Unbekannte Wirkungen

Die meisten Konsumenten beschreiben die Wirkung von Spice als vergleichbar der von Marihuana. Manche verspüren überhaupt keine Wirkung oder aber eine schwächere, gelegentlich auch stärkere oder länger anhaltende. Das BfR (Bundesinstitut für Risikobewertung) hat unlängst eingeräumt, dass "eine wissenschaftlich belastbare gesundheitliche Bewertung aufgrund der derzeitigen Datenlage nicht möglich sei" [4].

Zusatz von synthetischen Verbindungen?

Es sei denkbar, dass der Konsum der Droge zu Fahruntüchtigkeit führe und die Fähigkeit beeinträchtige, Maschinen zu bedienen. Auch haben offensichtlich erste Analysen ergeben, dass die Kräutermischung Tocopherol (Vitamin E) enthält. Das BfR empfiehlt, die genaue Zusammensetzung hinsichtlich möglicher pharmakologisch wirksamer Stoffe nach wissenschaftlichen Kriterien zu ermitteln. Darüber hinaus sei auch vorstellbar, dass synthetische Verbindungen, die eine wesentlich höhere Potenz als Tetrahydrocannabinol (THC) haben, den Produkten zugesetzt sein könnten [4].

"Legale" Rauschdroge

Der eigentliche Widerspruch, der sich aus der Kombination "Rauschdroge" und "legal" ergibt, macht Spice für viele Konsumenten möglicherweise besonders attraktiv. Nach dem Betäubungsmittelgesetz (BtMG) liegt keine Strafbarkeit wegen Handeltreibens vor, da Spice keine Wirkstoffe gemäß Anlage I – III zu § 1 BtMG enthält. Eine betäubungsmittelähnliche Wirkung begründet ebenfalls keine Strafbarkeit. Auch das Tabakgesetz kann nicht herangezogen werden, da in der Mischung keine Bestandteile von Pflanzen der Gattung Nicotiana enthalten sind. In der Schweiz hingegen unterliegt Spice den Vorschriften der Tabakverordnung und ist verboten. Eine Einstufung als Arzneimittel ist nach dem Arzneimittelgesetz (AMG) ebenfalls problematisch, solange eine pharmakologische Wirkung der Mischung nicht nachgewiesen ist.

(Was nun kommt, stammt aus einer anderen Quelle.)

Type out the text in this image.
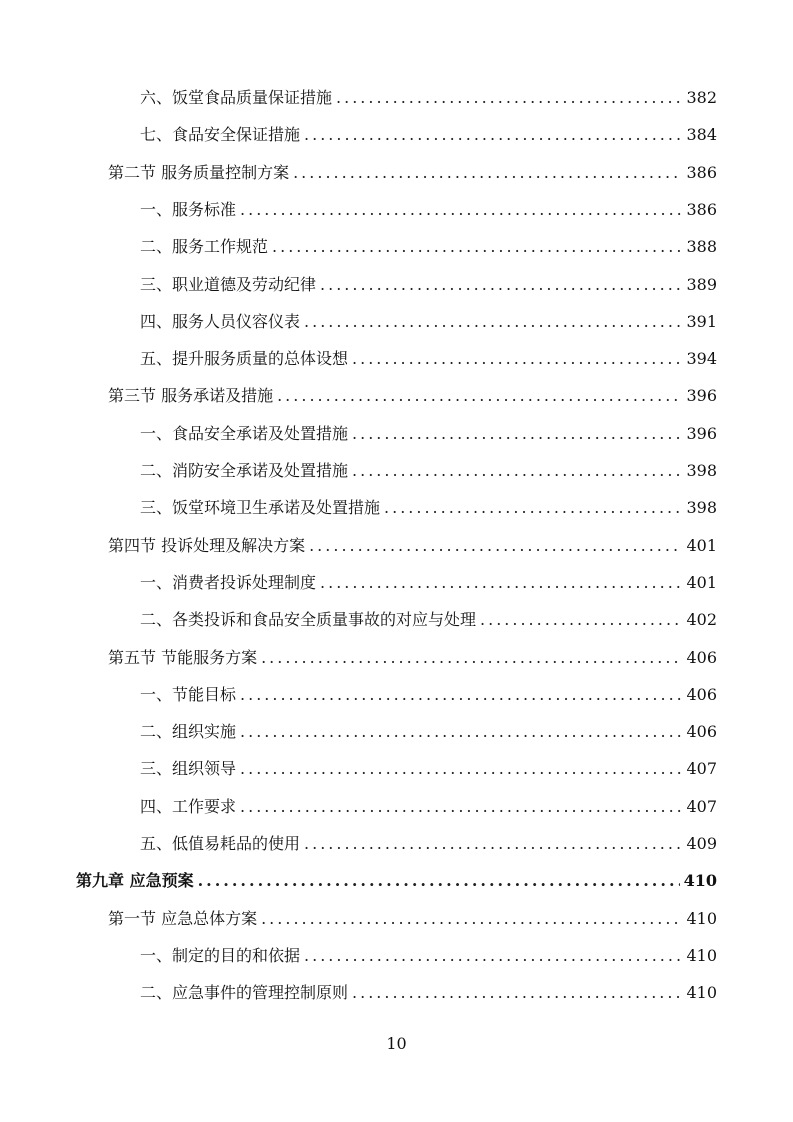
六、饭堂食品质量保证措施 .....	382
七、食品安全保证措施 .....	384
第二节 服务质量控制方案 .....	386
一、服务标准 .....	386
二、服务工作规范 .....	388
三、职业道德及劳动纪律 .....	389
四、服务人员仪容仪表 .....	391
五、提升服务质量的总体设想 .....	394
第三节 服务承诺及措施 .....	396
一、食品安全承诺及处置措施 .....	396
二、消防安全承诺及处置措施 .....	398
三、饭堂环境卫生承诺及处置措施 .....	398
第四节 投诉处理及解决方案 .....	401
一、消费者投诉处理制度 .....	401
二、各类投诉和食品安全质量事故的对应与处理 .....	402
第五节 节能服务方案 .....	406
一、节能目标 .....	406
二、组织实施 .....	406
三、组织领导 .....	407
四、工作要求 .....	407
五、低值易耗品的使用 .....	409
第九章 应急预案 .....	410
第一节 应急总体方案 .....	410
一、制定的目的和依据 .....	410
二、应急事件的管理控制原则 .....	410
10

Unbefriedigende Rechtslage

Es bleibt zunächst also nur eine unbefriedigende Rechtslage und die Möglichkeit, die Konsumenten mit allen zur Verfügung stehenden Mitteln, z. B. über Schulen oder Jugendeinrichtungen, auf das nicht geklärte Gefahrenpotenzial von Spice aufmerksam zu machen. Allerdings sind viele Experten skeptisch und die Anbieter findig: Als Ersatz für "Spice Diamond" wird im Internet zum Preis von 29,50 Euro "Sence" angeboten, eine "Kräutermischung, die Deinen Geist zu neuen Höhen führen wird" – und die weder Tabak noch Nicotin oder Marihuana enthält [1].


Quelle

[1] www.jugendamt.nuernberg.de/downloads_temp/suchtpraevention_info_spices.pdf.

[2] Rätsch, C: Enzyklopädie der psychoaktiven Pflanzen. Botanik, Ethnopharmakologie und Anwendungen. 7. Aufl. 2004, AT Verlag, Baden (CH).

[3] Pattamadiloc, D.; et al.: Canarosine: A new guanidine alkaloid from Canavalia rosea with inhibitory activity on dopamine D1 receptors. J Asian Nat Prod Res. 2008; 10(10): 915 – 918.

[4] www.bfr.bund.de – BfR rät vom Konsum der Kräutermischung "Spice" ab (Stellungnahme Nr. 045/2008 des BfR vom 24.11.2008).